James Hinds had come to Arkansas with high hopes after the Civil War. However, the congressman only found tragedy as he was assassinated in 1868.
Hinds was born in Hebron, New York, in 1833, the youngest of six children. He attended college in Albany before moving to St. Louis, Missouri, in the early 1850s. He moved back east to Ohio where he earned a law degree from Cincinnati Law College, one of the few law schools in the nation in the 1850s.
By 1856, he had settled in Minnesota where he started a successful law practice. He was soon appointed district attorney for the large expanse of southern Minnesota. After three years in the position, he won appointment as the U.S. Attorney for the state.
As the Civil War engulfed the nation, events closer to home kept Hinds in Minnesota. When the federal government refused to send promised payments to the Dakota tribe, they rose up in a desperate search for food. The Dakota War engulfed much of the Minnesota frontier region and caused widespread destruction, and Hinds volunteered for the U.S. Cavalry effort in 1862.
Chance alone brought him to Arkansas in late 1865. As an accomplished attorney and cavalry officer, the army believed his skills best suited to reconstruction efforts in the state. He settled in Little Rock where he became a respected member of the community. In 1867, he was elected as a delegate to the new state constitutional convention, a gathering that would produce the state’s third constitution in seven years.
The 1868 Constitution established the first statewide school system in Arkansas and laid the foundation for the University of Arkansas. It also guaranteed for African-Americans the right to vote, the right to serve on juries, and the right to serve in the state militia while denying Confederate officials the right to vote. As a Radical Republican, Hinds supported these changes in order to put an end to the lingering tensions from the Civil War.
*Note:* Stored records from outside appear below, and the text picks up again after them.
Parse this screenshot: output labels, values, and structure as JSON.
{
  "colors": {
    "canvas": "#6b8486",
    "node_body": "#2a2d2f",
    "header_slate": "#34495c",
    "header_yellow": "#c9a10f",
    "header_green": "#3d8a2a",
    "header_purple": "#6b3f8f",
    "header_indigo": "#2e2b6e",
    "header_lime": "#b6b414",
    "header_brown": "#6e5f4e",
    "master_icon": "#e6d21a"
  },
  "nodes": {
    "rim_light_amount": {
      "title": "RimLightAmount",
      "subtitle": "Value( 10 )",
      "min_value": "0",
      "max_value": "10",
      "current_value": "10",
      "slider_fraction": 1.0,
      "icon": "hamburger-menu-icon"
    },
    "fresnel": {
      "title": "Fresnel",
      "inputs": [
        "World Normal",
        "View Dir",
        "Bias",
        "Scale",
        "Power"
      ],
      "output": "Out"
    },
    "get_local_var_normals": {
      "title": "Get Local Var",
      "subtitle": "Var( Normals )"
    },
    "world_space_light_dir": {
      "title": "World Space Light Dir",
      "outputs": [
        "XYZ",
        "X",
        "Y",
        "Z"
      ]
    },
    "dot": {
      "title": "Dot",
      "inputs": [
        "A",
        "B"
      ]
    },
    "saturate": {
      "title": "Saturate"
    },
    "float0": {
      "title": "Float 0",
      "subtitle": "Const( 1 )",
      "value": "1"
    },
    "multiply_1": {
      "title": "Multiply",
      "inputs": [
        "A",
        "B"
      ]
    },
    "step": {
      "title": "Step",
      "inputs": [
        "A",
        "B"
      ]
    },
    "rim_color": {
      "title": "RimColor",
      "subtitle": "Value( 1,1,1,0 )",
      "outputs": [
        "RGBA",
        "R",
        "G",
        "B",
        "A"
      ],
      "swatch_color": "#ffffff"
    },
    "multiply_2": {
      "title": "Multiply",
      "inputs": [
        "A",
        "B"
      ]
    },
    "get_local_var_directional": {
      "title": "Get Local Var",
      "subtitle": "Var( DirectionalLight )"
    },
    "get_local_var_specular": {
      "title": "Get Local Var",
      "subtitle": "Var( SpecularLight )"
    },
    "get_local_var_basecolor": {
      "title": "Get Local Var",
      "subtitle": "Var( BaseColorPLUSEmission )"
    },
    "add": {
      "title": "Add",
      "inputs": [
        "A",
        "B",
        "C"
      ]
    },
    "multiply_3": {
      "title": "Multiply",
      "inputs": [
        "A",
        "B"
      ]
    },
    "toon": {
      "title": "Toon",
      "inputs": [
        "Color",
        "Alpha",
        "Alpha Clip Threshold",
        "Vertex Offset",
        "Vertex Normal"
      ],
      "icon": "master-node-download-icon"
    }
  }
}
Many former Confederates reacted to these dramatic changes with rage. They refused to consider the freedmen as equals, especially while their own rights were stripped away. Hinds, meanwhile, voiced his support for these moves and worked to educate the freedmen on their new political freedoms. He was elected to Congress in June.
By the fall of 1868, the climate of Arkansas had grown ominous. Hinds reported increasing numbers of death threats against him and increasingly hostile crowds.
Hinds decided to take his case to the people and went on a tour of the state. By October, he had reached Monroe County in eastern Arkansas. His speech at Indian Bay on the White River was cancelled as local inns refused him a room because of his beliefs. He rode on several miles, but he never realized he was being followed. Suddenly, a man caught up to him, shot him, and left him for dead. He was found an hour later and reportedly identified his shooter as local resident George Clark, a member of the Ku Klux Klan. Clark was never convicted.
While other members of Congress had previously died in office, Hinds was the first member of Congress to have been deliberately murdered for his political ideas. A horrific wave of political violence would continue to plague the South in the post-Civil War years.
He was one of only six members of Congress to ever have been assassinated, a tragic list that includes Sen. Huey Long and Sen. Robert F. Kennedy. Hinds was buried at his family plot in New York, leaving behind a wife and two young children and a state in chaos.